If there’s a musical workshop, expect Hollman’s presence. As a freshman, she attended every American Jazz Museum jazz workshop and master class. She participated at jazz camps at Kansas City, Kansas Community College, the Marshall, Missouri Bob James Jazz Festival, the KC Jazz Summit and the Baker University Invitational Jazz Festival. At Northwest, she’s a member of the marching band, the jazz band, the basketball band and the symphonic band. In April she performed alongside up-and-coming Kansas City trumpeter Hermon Mehari at the Museum’s annual PEER Into the Future luncheon, attended by nearly 450 guests.
Hollman’s acumen for music came at an early age, but she believes her true musical interest began around age eight. She credits her parents for driving her interest. The Buddy Rich music… those albums belonged to her dad, Robert Hollman, a longtime Rich fan.
“I can’t forget driving with Rich’s Big Band playing Straight, No Chase. We heard this three-year-old girl singing along with the lead trumpet or sax section, while not missing one lick or accent,” added Robert, who plays the organ, piano and trumpet, while mom, Gretchen, sings. “My wife and I simultaneously looked at each other in disbelief. We knew that Sophia was ‘dialed-in.'”
“At first, we wanted to rent an alto saxophone and Sophia wouldn’t have anything to do with it,” says Gretchen. “This fourth-grader insisted on a tenor sax. Once we determined her hands were large enough, we decided on the tenor.” Within weeks, Sophia was mastering the fingering and working on all major scales. Her parents decided to go ahead and purchase the insrument.
Hollman also credits Northwest jazz band instructor Doug Talley and Rich Wheeler, her private saxophone teacher. And then you cannot discount Sophia’s internal drive.
“I’m driven by how music is its own language without words and that it conveys emotions that are unable to be said,” says Hollman, who also plays the piano. “You can pour your soul into the music and show people how you feel without saying a single word. I want to master this so I can convey my own thoughts and have others see my thoughts and emotions.”
Hollman’s drive and love of music is shown by her success. She was recently named the Outstanding Freshman Musician and Outstanding Jazz Musician at Northwest.

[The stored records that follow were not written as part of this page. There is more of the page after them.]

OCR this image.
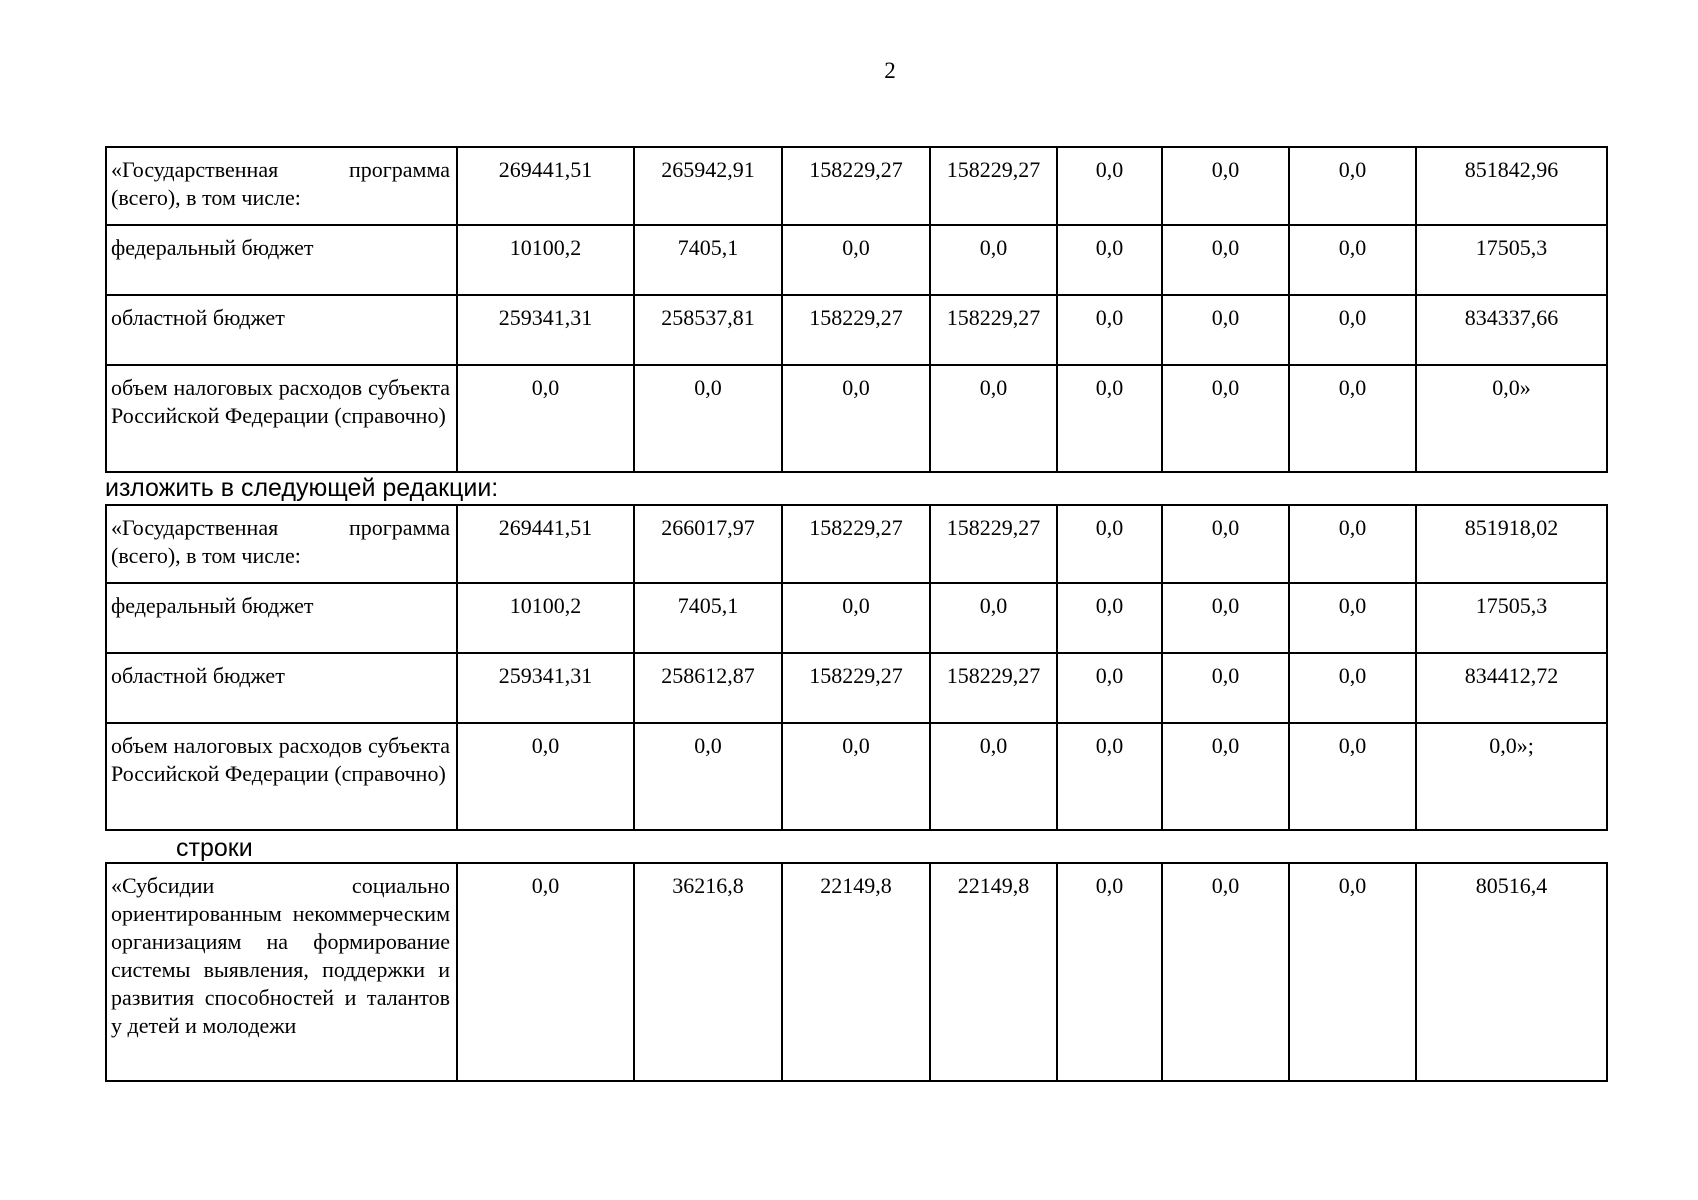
2
«Государственная программа (всего), в том числе:	269441,51	265942,91	158229,27	158229,27	0,0	0,0	0,0	851842,96
федеральный бюджет	10100,2	7405,1	0,0	0,0	0,0	0,0	0,0	17505,3
областной бюджет	259341,31	258537,81	158229,27	158229,27	0,0	0,0	0,0	834337,66
объем налоговых расходов субъекта Российской Федерации (справочно)	0,0	0,0	0,0	0,0	0,0	0,0	0,0	0,0»
изложить в следующей редакции:
«Государственная программа (всего), в том числе:	269441,51	266017,97	158229,27	158229,27	0,0	0,0	0,0	851918,02
федеральный бюджет	10100,2	7405,1	0,0	0,0	0,0	0,0	0,0	17505,3
областной бюджет	259341,31	258612,87	158229,27	158229,27	0,0	0,0	0,0	834412,72
объем налоговых расходов субъекта Российской Федерации (справочно)	0,0	0,0	0,0	0,0	0,0	0,0	0,0	0,0»;
строки
«Субсидии социально ориентированным некоммерческим организациям на формирование системы выявления, поддержки и развития способностей и талантов у детей и молодежи	0,0	36216,8	22149,8	22149,8	0,0	0,0	0,0	80516,4
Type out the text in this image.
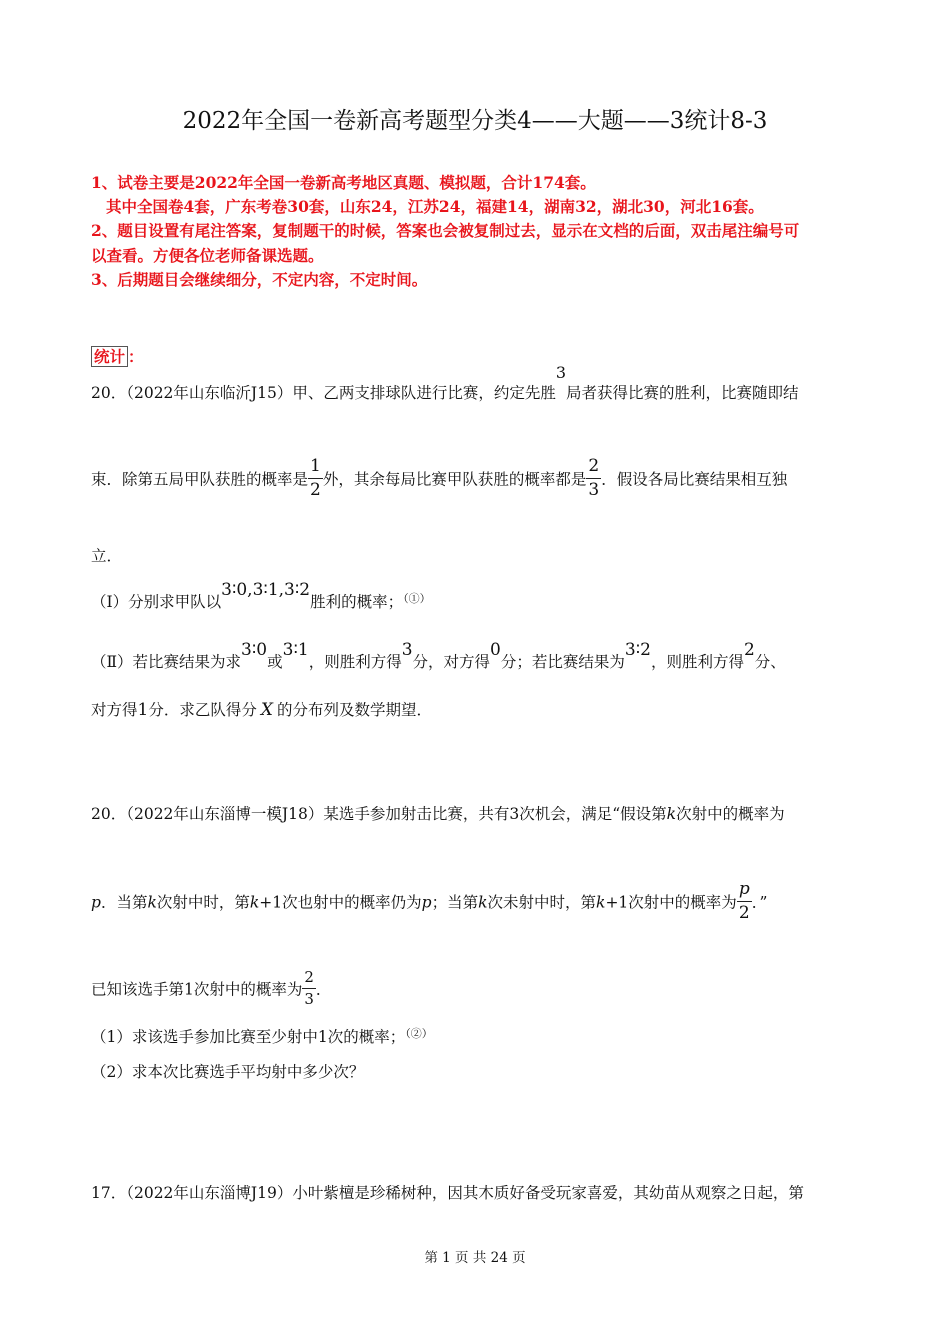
2022年全国一卷新高考题型分类4——大题——3统计8-3
1、试卷主要是2022年全国一卷新高考地区真题、模拟题，合计174套。
其中全国卷4套，广东考卷30套，山东24，江苏24，福建14，湖南32，湖北30，河北16套。
2、题目设置有尾注答案，复制题干的时候，答案也会被复制过去，显示在文档的后面，双击尾注编号可
以查看。方便各位老师备课选题。
3、后期题目会继续细分，不定内容，不定时间。
统计 ：
20．（2022年山东临沂J15）甲、乙两支排球队进行比赛，约定先胜3局者获得比赛的胜利，比赛随即结
束．除第五局甲队获胜的概率是 $\frac{1}{2}$ 外，其余每局比赛甲队获胜的概率都是 $\frac{2}{3}$ ．假设各局比赛结果相互独
立．
（Ⅰ）分别求甲队以3∶0,3∶1,3∶2胜利的概率；（①）
（Ⅱ）若比赛结果为求3∶0或3∶1，则胜利方得3分，对方得0分；若比赛结果为3∶2，则胜利方得2分、
对方得1分．求乙队得分 X 的分布列及数学期望．
20．（2022年山东淄博一模J18）某选手参加射击比赛，共有3次机会，满足“假设第k次射中的概率为
p．当第k次射中时，第k+1次也射中的概率仍为p；当第k次未射中时，第k+1次射中的概率为 $\frac{p}{2}$ ．”
已知该选手第1次射中的概率为 $\frac{2}{3}$ ．
（1）求该选手参加比赛至少射中1次的概率；（②）
（2）求本次比赛选手平均射中多少次？
17．（2022年山东淄博J19）小叶紫檀是珍稀树种，因其木质好备受玩家喜爱，其幼苗从观察之日起，第
第 1 页 共 24 页
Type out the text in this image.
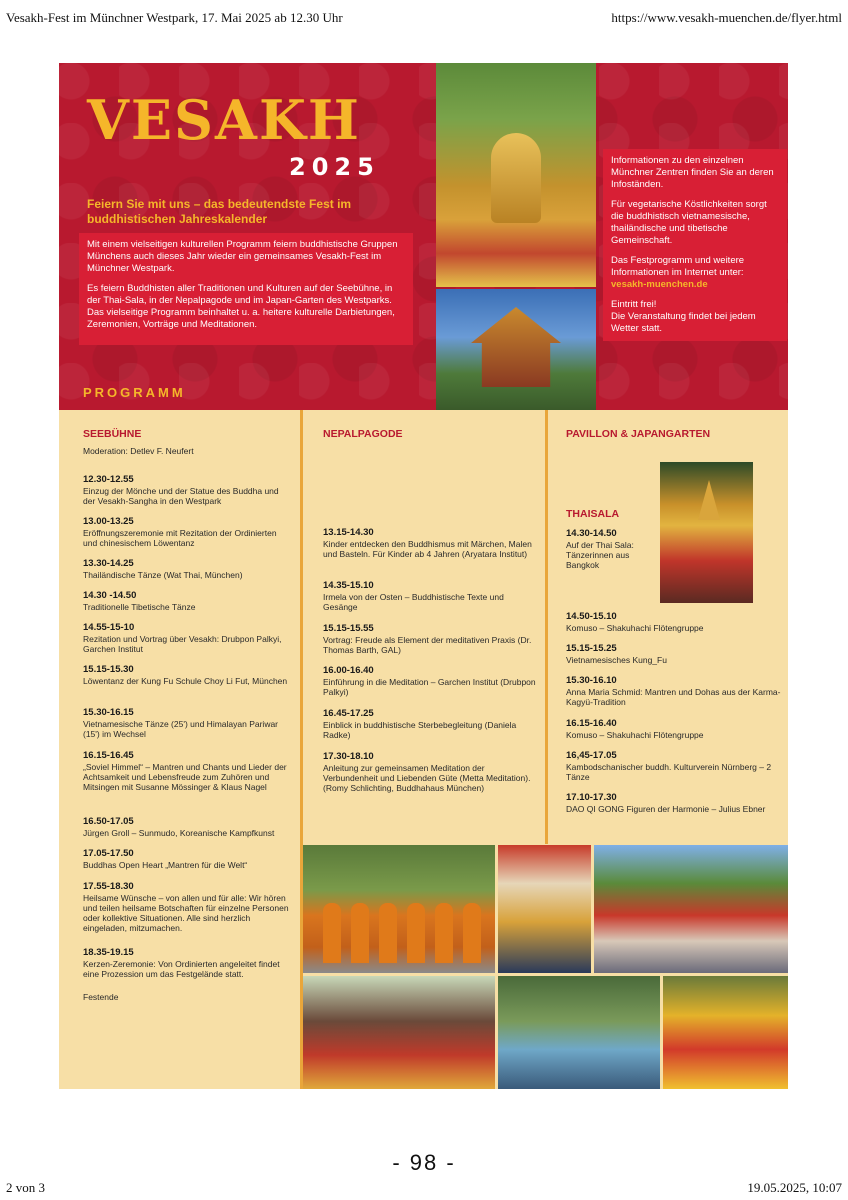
Vesakh-Fest im Münchner Westpark, 17. Mai 2025 ab 12.30 Uhr	https://www.vesakh-muenchen.de/flyer.html
VESAKH
2025
Feiern Sie mit uns – das bedeutendste Fest im buddhistischen Jahreskalender

Mit einem vielseitigen kulturellen Programm feiern buddhistische Gruppen Münchens auch dieses Jahr wieder ein gemeinsames Vesakh-Fest im Münchner Westpark.

Es feiern Buddhisten aller Traditionen und Kulturen auf der Seebühne, in der Thai-Sala, in der Nepalpagode und im Japan-Garten des Westparks. Das vielseitige Programm beinhaltet u. a. heitere kulturelle Darbietungen, Zeremonien, Vorträge und Meditationen.

PROGRAMM

Informationen zu den einzelnen Münchner Zentren finden Sie an deren Infoständen.

Für vegetarische Köstlichkeiten sorgt die buddhistisch vietnamesische, thailändische und tibetische Gemeinschaft.

Das Festprogramm und weitere Informationen im Internet unter:

vesakh-muenchen.de

Eintritt frei!

Die Veranstaltung findet bei jedem Wetter statt.

SEEBÜHNE
Moderation: Detlev F. Neufert
12.30-12.55
Einzug der Mönche und der Statue des Buddha und der Vesakh-Sangha in den Westpark
13.00-13.25
Eröffnungszeremonie mit Rezitation der Ordinierten und chinesischem Löwentanz
13.30-14.25
Thailändische Tänze (Wat Thai, München)
14.30 -14.50
Traditionelle Tibetische Tänze
14.55-15-10
Rezitation und Vortrag über Vesakh: Drubpon Palkyi, Garchen Institut
15.15-15.30
Löwentanz der Kung Fu Schule Choy Li Fut, München
15.30-16.15
Vietnamesische Tänze (25') und Himalayan Pariwar (15') im Wechsel
16.15-16.45
„Soviel Himmel“ – Mantren und Chants und Lieder der Achtsamkeit und Lebensfreude zum Zuhören und Mitsingen mit Susanne Mössinger & Klaus Nagel
16.50-17.05
Jürgen Groll – Sunmudo, Koreanische Kampfkunst
17.05-17.50
Buddhas Open Heart „Mantren für die Welt“
17.55-18.30
Heilsame Wünsche – von allen und für alle: Wir hören und teilen heilsame Botschaften für einzelne Personen oder kollektive Situationen. Alle sind herzlich eingeladen, mitzumachen.
18.35-19.15
Kerzen-Zeremonie: Von Ordinierten angeleitet findet eine Prozession um das Festgelände statt.
Festende
NEPALPAGODE
13.15-14.30
Kinder entdecken den Buddhismus mit Märchen, Malen und Basteln. Für Kinder ab 4 Jahren (Aryatara Institut)
14.35-15.10
Irmela von der Osten – Buddhistische Texte und Gesänge
15.15-15.55
Vortrag: Freude als Element der meditativen Praxis (Dr. Thomas Barth, GAL)
16.00-16.40
Einführung in die Meditation – Garchen Institut (Drubpon Palkyi)
16.45-17.25
Einblick in buddhistische Sterbebegleitung (Daniela Radke)
17.30-18.10
Anleitung zur gemeinsamen Meditation der Verbundenheit und Liebenden Güte (Metta Meditation).(Romy Schlichting, Buddhahaus München)
PAVILLON & JAPANGARTEN
THAISALA
14.30-14.50
Auf der Thai Sala: Tänzerinnen aus Bangkok
14.50-15.10
Komuso – Shakuhachi Flötengruppe
15.15-15.25
Vietnamesisches Kung_Fu
15.30-16.10
Anna Maria Schmid: Mantren und Dohas aus der Karma-Kagyü-Tradition
16.15-16.40
Komuso – Shakuhachi Flötengruppe
16,45-17.05
Kambodschanischer buddh. Kulturverein Nürnberg – 2 Tänze
17.10-17.30
DAO QI GONG Figuren der Harmonie – Julius Ebner
- 98 -
2 von 3	19.05.2025, 10:07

She received Superior Ratings at the Kansas Music Educators Association District and State Solo and Ensemble Festivals.
Even though she’s only a sophomore, she knows that a music career is her dream. Maybe that’s the Jazz Studies program at North Texas State. Maybe it’s Julliard or Berklee College of Music. Whatever the destination, it’s a bet that Buddy Rich will be smiling.